I can go for a jog, I can swim, but the problem is: I have no spontaneous breathing! I have to take every breath consciously. And if I am not diagnosed and treated, I will die!
It started when I broke my rib in 2011, but got worse and worse. It must be a very rare disease, for I have found no info on it! My lack of breath gives me only 2-3 hours of sleep at night, and this lack of sleep ruins my ability to work.
What`s worse: The severe sleep deprivation caused by close to zero sponteneous breathing also makes me continously anxious so I have to use zopiclone pills to handle my anxiety! It has gotten so bad I sometimes feel like I`m loosing my mind, and I dare therefore not travel by airplane, move to another city, and can hardly even get out of my home - until my condition is treated! If only I had support from my parents, family, and local doctors, but they treat me as a mental-patient.
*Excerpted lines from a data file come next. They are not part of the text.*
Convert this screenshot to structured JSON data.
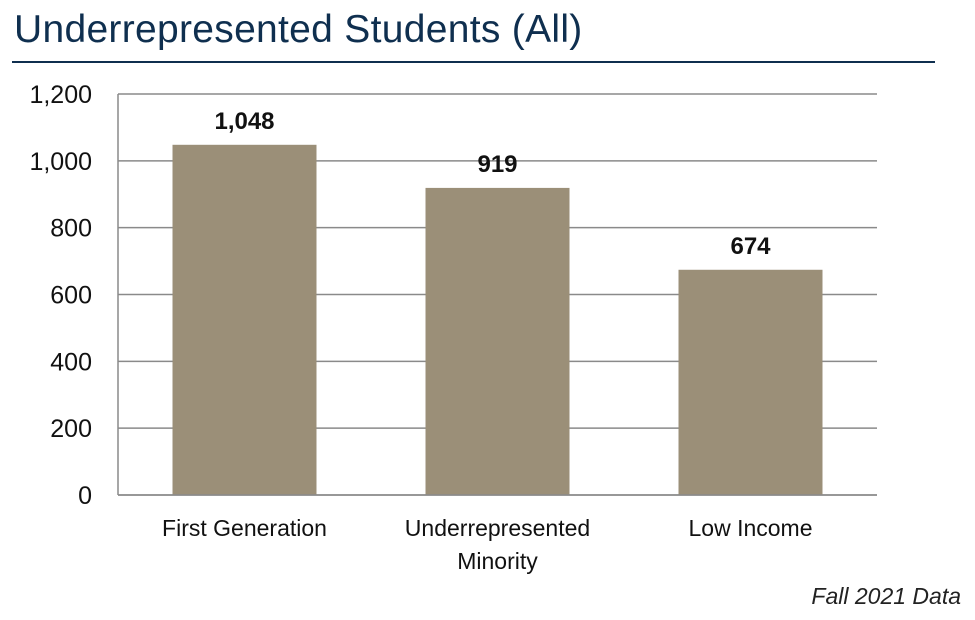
{
  "header": {
    "title": "Underrepresented Students (All)"
  },
  "footnote": "Fall 2021 Data",
  "colors": {
    "title": "#0f2f4f",
    "bar": "#9b8f78",
    "grid": "#8a8a8a"
  },
  "chart_data": {
    "type": "bar",
    "categories": [
      [
        "First Generation"
      ],
      [
        "Underrepresented",
        "Minority"
      ],
      [
        "Low Income"
      ]
    ],
    "values": [
      1048,
      919,
      674
    ],
    "data_labels": [
      "1,048",
      "919",
      "674"
    ],
    "yticks": [
      "0",
      "200",
      "400",
      "600",
      "800",
      "1,000",
      "1,200"
    ],
    "ylim": [
      0,
      1200
    ],
    "grid": true,
    "legend": "none"
  }
}
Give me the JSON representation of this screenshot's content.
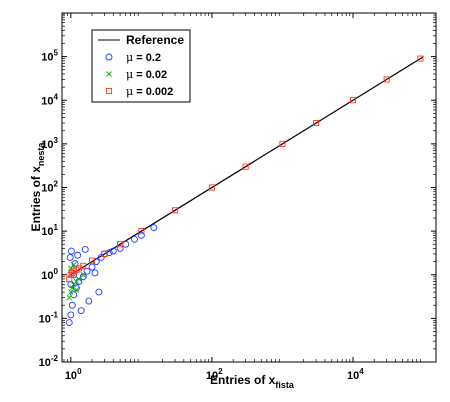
{
  "chart_data": {
    "type": "scatter",
    "xlabel": "Entries of x",
    "xlabel_sub": "fista",
    "ylabel": "Entries of x",
    "ylabel_sub": "nesta",
    "x_scale": "log",
    "y_scale": "log",
    "xlim": [
      0.75,
      150000
    ],
    "ylim": [
      0.01,
      1000000
    ],
    "x_ticks": [
      {
        "value": 1,
        "base": "10",
        "exp": "0"
      },
      {
        "value": 100,
        "base": "10",
        "exp": "2"
      },
      {
        "value": 10000,
        "base": "10",
        "exp": "4"
      }
    ],
    "y_ticks": [
      {
        "value": 0.01,
        "base": "10",
        "exp": "-2"
      },
      {
        "value": 0.1,
        "base": "10",
        "exp": "-1"
      },
      {
        "value": 1,
        "base": "10",
        "exp": "0"
      },
      {
        "value": 10,
        "base": "10",
        "exp": "1"
      },
      {
        "value": 100,
        "base": "10",
        "exp": "2"
      },
      {
        "value": 1000,
        "base": "10",
        "exp": "3"
      },
      {
        "value": 10000,
        "base": "10",
        "exp": "4"
      },
      {
        "value": 100000,
        "base": "10",
        "exp": "5"
      }
    ],
    "legend": {
      "placement": "top-left",
      "entries": [
        {
          "label": "Reference",
          "marker": "line",
          "color": "#000000"
        },
        {
          "label_prefix": "μ",
          "label": " = 0.2",
          "marker": "circle",
          "color": "#1f3cff"
        },
        {
          "label_prefix": "μ",
          "label": " = 0.02",
          "marker": "x",
          "color": "#00b000"
        },
        {
          "label_prefix": "μ",
          "label": " = 0.002",
          "marker": "square",
          "color": "#ff3a1a"
        }
      ]
    },
    "series": [
      {
        "name": "Reference",
        "style": "line",
        "color": "#000000",
        "x": [
          1,
          100000
        ],
        "y": [
          1,
          100000
        ]
      },
      {
        "name": "μ = 0.2",
        "style": "circle",
        "color": "#1f3cff",
        "x": [
          0.95,
          1.0,
          1.05,
          1.1,
          1.2,
          1.3,
          1.5,
          1.7,
          2.0,
          2.3,
          2.7,
          3.0,
          3.5,
          4.0,
          5.0,
          6.0,
          8.0,
          10.0,
          15.0,
          0.98,
          1.02,
          1.15,
          1.4,
          1.8,
          2.5,
          1.0,
          1.1,
          1.25,
          1.6,
          2.2
        ],
        "y": [
          0.08,
          0.12,
          0.2,
          0.35,
          0.5,
          0.7,
          0.9,
          1.2,
          1.5,
          2.0,
          2.5,
          3.0,
          3.2,
          3.5,
          4.0,
          5.0,
          6.5,
          8.0,
          12.0,
          2.5,
          3.5,
          1.8,
          0.15,
          0.25,
          0.4,
          0.6,
          1.0,
          2.8,
          3.8,
          1.1
        ]
      },
      {
        "name": "μ = 0.02",
        "style": "x",
        "color": "#00b000",
        "x": [
          0.95,
          1.0,
          1.05,
          1.1,
          1.2,
          1.3,
          1.5,
          1.0,
          1.1,
          1.2
        ],
        "y": [
          0.3,
          0.4,
          0.5,
          0.6,
          0.7,
          0.8,
          1.0,
          1.4,
          1.7,
          0.45
        ]
      },
      {
        "name": "μ = 0.002",
        "style": "square",
        "color": "#ff3a1a",
        "x": [
          0.95,
          1.0,
          1.05,
          1.1,
          1.2,
          1.3,
          1.5,
          2.0,
          3.0,
          5.0,
          10.0,
          30.0,
          100.0,
          300.0,
          1000.0,
          3000.0,
          10000.0,
          30000.0,
          90000.0
        ],
        "y": [
          0.8,
          1.0,
          1.1,
          1.2,
          1.3,
          1.4,
          1.6,
          2.1,
          3.0,
          5.0,
          10.0,
          30.0,
          100.0,
          300.0,
          1000.0,
          3000.0,
          10000.0,
          30000.0,
          90000.0
        ]
      }
    ]
  }
}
Why would I, an IQ of 123 (had better before) , author of 9 books, a Reichian Scientist (www.tensororgonite.com) suffer and lie for 7 years? All the symptoms are there: The lack of sleep due to close to zero spontaneous breathing gives me anxiety which the doctor gives me pills for! But why will they not diagnose me? Why would I, a hard working, social citizen lie and stay in bed - never leaving home because of anxiety??? I who used to travel, freedive, meet girls, visit pubs, and work in politics???
That is why I fear I am a targeted individual or ¨TI¨, in lack of better terms. Because the shear apathy and gullible disbelief surrounding my obvious condition.
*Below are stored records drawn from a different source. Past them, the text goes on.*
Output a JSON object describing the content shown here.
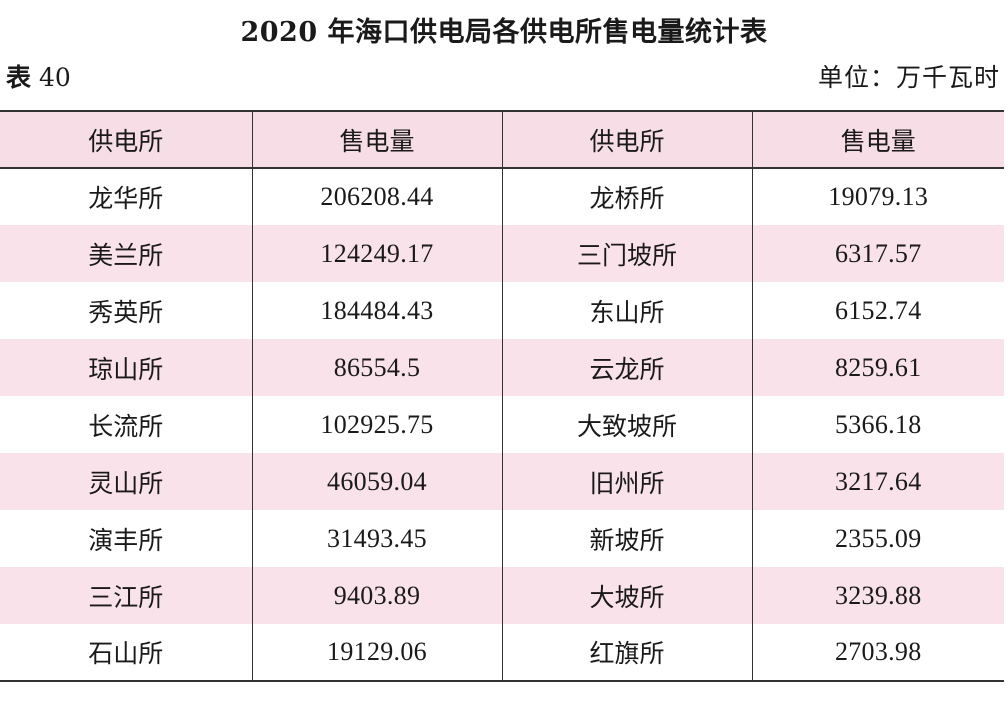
{
  "title": "2020 年海口供电局各供电所售电量统计表",
  "table_label_prefix": "表",
  "table_label_number": "40",
  "unit": "单位：万千瓦时",
  "headers": [
    "供电所",
    "售电量",
    "供电所",
    "售电量"
  ],
  "rows": [
    {
      "station_a": "龙华所",
      "value_a": "206208.44",
      "station_b": "龙桥所",
      "value_b": "19079.13"
    },
    {
      "station_a": "美兰所",
      "value_a": "124249.17",
      "station_b": "三门坡所",
      "value_b": "6317.57"
    },
    {
      "station_a": "秀英所",
      "value_a": "184484.43",
      "station_b": "东山所",
      "value_b": "6152.74"
    },
    {
      "station_a": "琼山所",
      "value_a": "86554.5",
      "station_b": "云龙所",
      "value_b": "8259.61"
    },
    {
      "station_a": "长流所",
      "value_a": "102925.75",
      "station_b": "大致坡所",
      "value_b": "5366.18"
    },
    {
      "station_a": "灵山所",
      "value_a": "46059.04",
      "station_b": "旧州所",
      "value_b": "3217.64"
    },
    {
      "station_a": "演丰所",
      "value_a": "31493.45",
      "station_b": "新坡所",
      "value_b": "2355.09"
    },
    {
      "station_a": "三江所",
      "value_a": "9403.89",
      "station_b": "大坡所",
      "value_b": "3239.88"
    },
    {
      "station_a": "石山所",
      "value_a": "19129.06",
      "station_b": "红旗所",
      "value_b": "2703.98"
    }
  ],
  "colors": {
    "header_background": "#f6dde6",
    "stripe_background": "#f9e2ea",
    "border": "#333333"
  }
}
Most tend to say: ¨But you are breathing now¨. Yes, but I have to breathe consciously, it`s no automatic thing...!!!
My mother says: ¨Well you`re still alive!¨ And that`s all the help they gave me for 7 years.
And the doctors say: ¨Your x-ray, inhaling and exhaling is normal.¨
To that I can only say: ¨But I have no spontaneous breathing.¨
Others say it`s a psychosomatic disorder, that is, my lack of spontaneous breath is stress-realted, in other words: Partially mental and partially physical!
Because they are the only ones out there with the same symptoms as I!
I DON`T CARE BECAUSE I AM DYING FROM LACK OF BREATH EVERY NIGHT!
I also have what they call mild dysphagia, but it has lately gotten much worse. In general, if I do not receive a full lung-transplant, I will die.
The least they could do is to take me to a sleep-clinic to analyse my sleeping patterns! But no such thing has been done, and my parents seem not to care!
Are they in on it too???
The problem is it`s gotten so bad I can barely leave home due to anxiety! And there`s only one bed, my home bed that I feel comfy enough to sleep in!